だからお昼がBitter Chocolateとカンコーヒーってのは、そのせいもある。
ガチャッ
どうしよう………。
卵もろくに割れない。
うーん…
まずは、パン焼こうかな……。
パンをトースターに入れ、適当に時間をセットした。また、卵にトライしたら次は、綺麗に割れて砂糖と塩を少し入れて、フライパンに流しこんだ。
あれ……
巻けない。
結局、卵焼きは、いり卵になる結果。
レタスをちぎり、一応サラダを用意した。
おかずの用意が終わり、パンを取り出そうとしたら、トースターからは、以上な程煙りが出ていた。
扉を開けたら、パンは真っ黒。
「今から焼き直す時間ないし、まぁいっか。」
私は、お盆にパン、いり卵、サラダをのせリビングに持っていった。
「おっ、お待たせ……」
私は、お皿をテーブルに並べた。
「なに?これ…」
「まいちゃん特製、炭火焼き風トースト&元は卵焼き、いり卵&ちぎりたてサラダ………」
「まい……。
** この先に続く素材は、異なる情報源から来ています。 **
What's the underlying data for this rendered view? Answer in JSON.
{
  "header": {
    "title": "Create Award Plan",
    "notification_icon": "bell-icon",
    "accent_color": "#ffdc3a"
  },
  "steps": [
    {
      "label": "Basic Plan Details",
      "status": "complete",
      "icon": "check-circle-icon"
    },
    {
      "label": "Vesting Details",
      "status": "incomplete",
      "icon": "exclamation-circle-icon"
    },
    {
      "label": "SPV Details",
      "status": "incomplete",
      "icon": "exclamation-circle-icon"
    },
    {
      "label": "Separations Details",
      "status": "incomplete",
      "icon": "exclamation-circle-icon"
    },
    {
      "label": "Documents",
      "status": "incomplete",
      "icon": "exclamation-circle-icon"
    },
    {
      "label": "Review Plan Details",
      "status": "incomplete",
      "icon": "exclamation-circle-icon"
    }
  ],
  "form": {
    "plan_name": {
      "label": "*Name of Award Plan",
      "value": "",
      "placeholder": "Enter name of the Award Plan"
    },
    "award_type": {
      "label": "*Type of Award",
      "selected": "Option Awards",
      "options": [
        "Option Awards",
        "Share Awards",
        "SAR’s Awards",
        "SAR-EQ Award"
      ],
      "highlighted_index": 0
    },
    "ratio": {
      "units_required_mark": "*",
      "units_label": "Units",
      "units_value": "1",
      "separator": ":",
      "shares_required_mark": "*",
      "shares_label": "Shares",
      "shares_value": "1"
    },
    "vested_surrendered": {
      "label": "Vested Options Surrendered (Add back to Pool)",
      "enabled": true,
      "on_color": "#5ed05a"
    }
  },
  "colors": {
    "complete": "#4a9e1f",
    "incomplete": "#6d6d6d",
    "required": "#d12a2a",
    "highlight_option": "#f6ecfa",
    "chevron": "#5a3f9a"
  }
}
炭火焼き風って、もはや炭だろ」
「うっ。」
イタいところを突かれ、シュンとしていると……
「まぁ〜、可愛いから許す。一生懸命作ってくれてありがとう」
そう言って、達也は頭を撫でてくれた。
「あれ?まいは、食べないの??」
テーブルの上にあるのは、どう見ても一人分。
「うん。私だいたいお昼しか食べないから…」
「だからあんなに細いんだよっ」
「私細くないし…」
「どこをどう見て細くないんだよっ!」
「………。」
「まぁ、これからゆっくり食べるようにしよう」
そう、優しく微笑みながら言ってくれた。
心臓は、破裂しそうな程ドキドキしていた。